An overview of some environment pipeline and shader work from Halo Infinite's initial launch
UV scaling and vector projection with Substance Designer generated Rocks (Experiments)
A few snippets of some shader and environment pipeline work I had a large hand in. Chiyo lai, Evan Liaw and I worked with Mikael Nelffors and the rest of the team to come up with solutions to massive open world challenges.
Halo infinite was developed in a proprietary editor environment, which meant we needed to develop, implement, and invent (often novel) solutions to workflows.
Though rocks and cliffs may feel "everyday" to players and viewers, super-massive, continuous surfaces are some of the more challenging environmental subjects to portray. Many games at the time of Halo Infinite's release relied on many small rock assets clumped together in order to make mountainsides and cliffs. This can sometimes (often) result in a very gamey feeling of many small things stuck together. Many people worked on large scale sculpts of massive cliff assets, but maintaining resolution was difficult. The Biomes team and I endeavored to devise a solution to this, and so created a shader system which allows for virtuously seamless, cascading layers of detail, modulated by camera distance.

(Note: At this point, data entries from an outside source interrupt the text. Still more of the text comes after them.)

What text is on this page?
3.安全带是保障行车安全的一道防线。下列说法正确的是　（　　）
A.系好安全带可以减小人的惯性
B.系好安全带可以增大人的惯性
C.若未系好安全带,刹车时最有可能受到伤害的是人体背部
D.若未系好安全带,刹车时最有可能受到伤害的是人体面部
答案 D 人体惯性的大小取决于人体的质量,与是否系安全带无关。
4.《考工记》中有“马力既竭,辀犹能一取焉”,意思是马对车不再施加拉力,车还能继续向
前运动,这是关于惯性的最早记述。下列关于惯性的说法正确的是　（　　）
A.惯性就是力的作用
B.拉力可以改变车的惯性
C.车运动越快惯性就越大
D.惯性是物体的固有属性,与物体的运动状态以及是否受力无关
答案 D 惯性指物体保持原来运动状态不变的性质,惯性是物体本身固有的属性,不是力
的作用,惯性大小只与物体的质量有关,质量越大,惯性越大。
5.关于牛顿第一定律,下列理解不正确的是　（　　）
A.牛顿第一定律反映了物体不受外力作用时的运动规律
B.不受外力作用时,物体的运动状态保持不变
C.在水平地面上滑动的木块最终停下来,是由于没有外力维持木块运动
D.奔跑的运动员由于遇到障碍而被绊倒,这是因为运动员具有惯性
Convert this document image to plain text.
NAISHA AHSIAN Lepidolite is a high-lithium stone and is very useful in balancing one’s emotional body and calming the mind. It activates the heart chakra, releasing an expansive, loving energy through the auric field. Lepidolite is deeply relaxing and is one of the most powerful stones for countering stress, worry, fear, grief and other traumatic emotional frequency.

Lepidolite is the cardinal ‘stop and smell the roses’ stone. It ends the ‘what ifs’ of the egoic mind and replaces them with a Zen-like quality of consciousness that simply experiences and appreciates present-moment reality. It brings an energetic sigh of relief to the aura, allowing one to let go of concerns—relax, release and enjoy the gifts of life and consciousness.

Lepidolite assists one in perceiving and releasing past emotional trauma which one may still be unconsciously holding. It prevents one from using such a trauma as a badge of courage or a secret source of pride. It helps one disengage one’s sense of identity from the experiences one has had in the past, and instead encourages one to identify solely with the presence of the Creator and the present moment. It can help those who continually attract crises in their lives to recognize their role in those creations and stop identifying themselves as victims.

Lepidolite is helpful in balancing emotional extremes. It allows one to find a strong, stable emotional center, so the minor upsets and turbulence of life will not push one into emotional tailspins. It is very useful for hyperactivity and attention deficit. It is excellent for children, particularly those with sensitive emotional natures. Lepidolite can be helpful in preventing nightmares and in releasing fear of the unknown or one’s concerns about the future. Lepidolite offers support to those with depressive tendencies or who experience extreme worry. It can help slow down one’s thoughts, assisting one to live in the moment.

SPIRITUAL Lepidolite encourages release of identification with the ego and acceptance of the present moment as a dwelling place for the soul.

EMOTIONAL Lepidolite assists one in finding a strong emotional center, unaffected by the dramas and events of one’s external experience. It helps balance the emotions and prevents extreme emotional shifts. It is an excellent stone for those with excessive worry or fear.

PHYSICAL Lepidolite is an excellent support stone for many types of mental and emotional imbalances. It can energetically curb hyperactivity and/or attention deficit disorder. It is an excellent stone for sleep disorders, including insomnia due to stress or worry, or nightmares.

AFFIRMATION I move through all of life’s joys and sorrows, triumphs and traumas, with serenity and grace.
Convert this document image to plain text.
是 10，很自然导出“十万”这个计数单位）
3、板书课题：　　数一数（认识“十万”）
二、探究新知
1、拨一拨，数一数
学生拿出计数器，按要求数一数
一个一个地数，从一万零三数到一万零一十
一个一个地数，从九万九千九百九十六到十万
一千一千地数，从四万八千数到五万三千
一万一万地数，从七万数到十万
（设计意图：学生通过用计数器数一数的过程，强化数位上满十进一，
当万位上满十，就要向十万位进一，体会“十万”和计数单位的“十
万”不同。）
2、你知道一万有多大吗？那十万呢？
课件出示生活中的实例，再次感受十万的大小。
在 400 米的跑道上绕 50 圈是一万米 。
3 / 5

In the video you'll also see shader solutions for terrain inheritance, which considers asset/vs terrain normal transitioning and vector masking.
I've also included a few fun shots of some experiments I did using substance designer to create a "Rock Ubergenerator" which was used to generate nearly all of the various rock/stone/cliffside texture-sets in the game.
Substance designer was kind enough to implement a "displacement to mesh" export during this time, and I used my ubergenerator with a customized tri-planar projection displacement to create rock variants from simple smooth shapes which could be generated from designer block-ins. Prioritizing pipelines, technology, art and design direction is an important focus that I will carry into future projects.